# Protect yourself



## youngdon

Do yourself a favor and write down the serial# and model# of all your guns and other valuables, and take pictures if you can. (I sent a copy of the SD card to my parents) if you are robbed or have a fire insurance companies are a PAIN. The more proof and documentation you have the easier it will be to get paid or for the police to recover your items. Trust me, I recently went through this. (Not with my guns thank god ) and it sucks.


----------



## hassell

Good reminder, Thanks for the post.


----------



## 220swift

excellent reminder Don, thanks!


----------



## awd199

Good tip youngdon. :thumbsup: I have done this and not only here at my house but I have two more copies of my info in other locations.


----------



## youngdon

awd199 said:


> Good tip youngdon. :thumbsup: I have done this and not only here at my house but I have two more copies of my info in other locations.


You have to have copies elsewhere, so if your house burns down or someone steals a copy you are still protected. Don't forget to do this with everything of value. Pictures !


----------



## glenway

Thanks, YD. Another item for my list of things to do. I've done it before, but it was long ago and inventory has changed substantially.

Another thought I have is to list the additional features of the firearms that have been upgraded (such as accurizing, triggers, etc.) - not so much for insurance but for those that will inherit stuff later and may wonder about such things.


----------



## youngdon

glenway said:


> Thanks, YD. Another item for my list of things to do. I've done it before, but it was long ago and inventory has changed substantially.
> 
> Another thought I have is to list the additional features of the firearms that have been upgraded (such as accurizing, triggers, etc.) - not so much for insurance but for those that will inherit stuff later and may wonder about such things.
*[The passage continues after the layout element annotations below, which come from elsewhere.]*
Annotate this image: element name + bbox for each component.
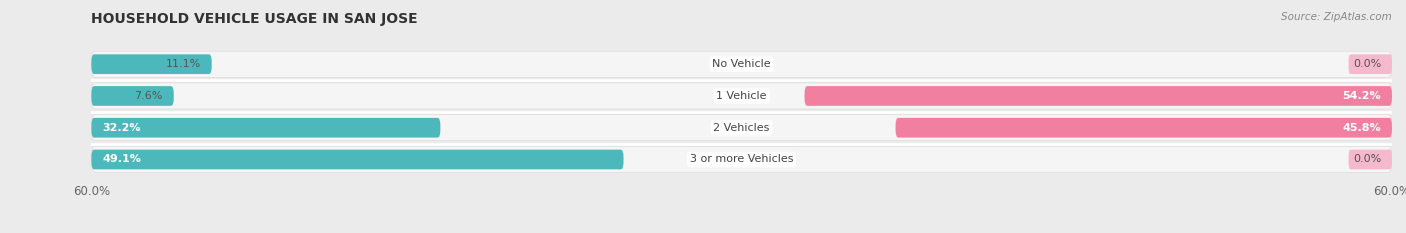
Text: 0.0%: 0.0% [1353, 154, 1381, 164]
Text: Source: ZipAtlas.com: Source: ZipAtlas.com [1281, 12, 1392, 22]
Text: 54.2%: 54.2% [1343, 91, 1381, 101]
FancyBboxPatch shape [896, 118, 1392, 137]
FancyBboxPatch shape [91, 86, 174, 106]
Text: 7.6%: 7.6% [135, 91, 163, 101]
Text: 49.1%: 49.1% [103, 154, 141, 164]
FancyBboxPatch shape [1348, 54, 1392, 74]
Text: 32.2%: 32.2% [103, 123, 141, 133]
FancyBboxPatch shape [91, 118, 440, 137]
FancyBboxPatch shape [91, 51, 1392, 77]
Text: 1 Vehicle: 1 Vehicle [717, 91, 766, 101]
FancyBboxPatch shape [91, 83, 1392, 109]
FancyBboxPatch shape [91, 147, 1392, 172]
Text: 2 Vehicles: 2 Vehicles [713, 123, 770, 133]
Text: 45.8%: 45.8% [1343, 123, 1381, 133]
FancyBboxPatch shape [804, 86, 1392, 106]
Text: No Vehicle: No Vehicle [713, 59, 770, 69]
FancyBboxPatch shape [91, 54, 212, 74]
Text: 3 or more Vehicles: 3 or more Vehicles [690, 154, 793, 164]
Legend: Owner-occupied, Renter-occupied: Owner-occupied, Renter-occupied [619, 230, 865, 233]
FancyBboxPatch shape [1348, 150, 1392, 169]
FancyBboxPatch shape [91, 115, 1392, 141]
Text: 11.1%: 11.1% [166, 59, 201, 69]
Text: HOUSEHOLD VEHICLE USAGE IN SAN JOSE: HOUSEHOLD VEHICLE USAGE IN SAN JOSE [91, 12, 418, 26]
FancyBboxPatch shape [91, 150, 623, 169]
Text: 0.0%: 0.0% [1353, 59, 1381, 69]
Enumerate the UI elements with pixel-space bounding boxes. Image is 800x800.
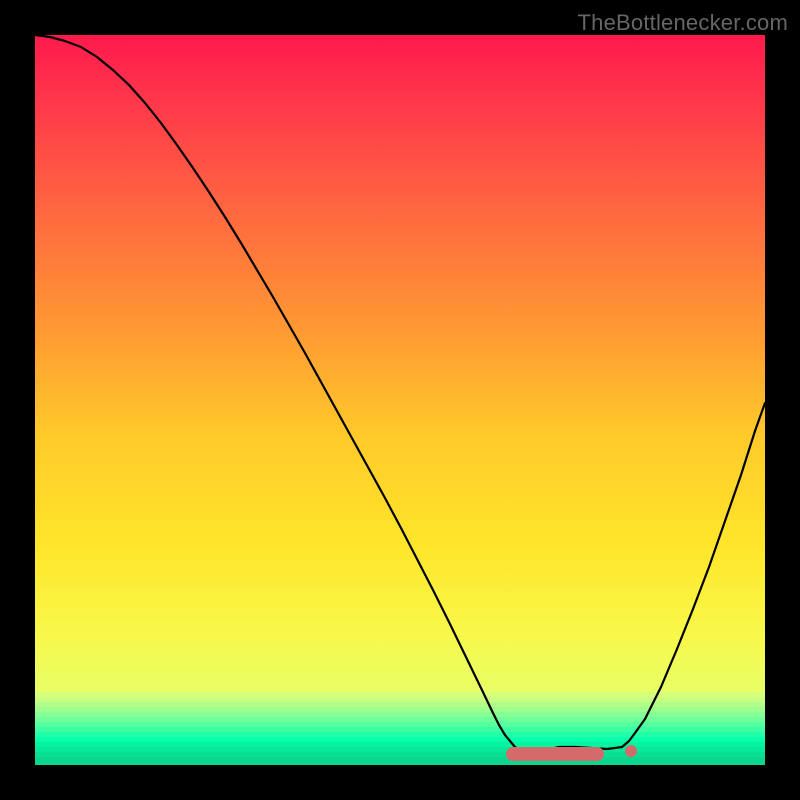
attribution-text: TheBottlenecker.com <box>578 10 788 36</box>
plot-area <box>35 35 765 765</box>
valley-highlight-dot <box>625 745 637 757</box>
chart-container: TheBottlenecker.com <box>0 0 800 800</box>
curve-path <box>35 35 765 755</box>
bottleneck-curve <box>35 35 765 765</box>
valley-highlight-bar <box>506 747 605 762</box>
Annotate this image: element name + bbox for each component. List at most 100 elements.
That's a good point Glen, don't forget to list scopes and anything else that would effect the value.


----------



## 220swift

The wife has gone completely through the house and photographed everything and I do mean everything, including model and serial numbers of the items with numbers and created an electronic file of which copies are stored at an offsite backup and the oldest daughter's house on a DVD. When we buy something new it get it's picture taken and recorded in that file and updated with a new DVD. Offsite backups are done every night automatically. She has a lot of time on her hands...lol Now if I could just get her to do the same thing with everything in my shop....she says something about being out of my frickin head........lol


----------



## youngdon

So I guess she might be opposed to you renting her out ?


----------



## youngdon

As a photographer. My wife was over my shoulder and whacked me for that. And apparently is just now wondering what's wrong with me.


----------



## 220swift

for home inventories for pay, probably not be opposed to it............don't think you could afford her though, I know I can't


----------



## 220swift

we were typing at the same time.....that's too funny............I could rent her out for that, but you'd get the same thing I get........NOTHING


----------



## youngdon

I should probably drop this. For some reason it makes my head hurt.


----------



## 220swift

:roflmao:


----------



## Jonbnks

Thanks for the reminder. I really need to do an inventory of my house. I have the paperwork for all my firearms, but I don't have a consolidated documention of them and I really need to do that.


----------



## youngdon

You're welcome. Just don't forget to copy it and give it to someone you trust.


----------



## Ruger

Good advice.


----------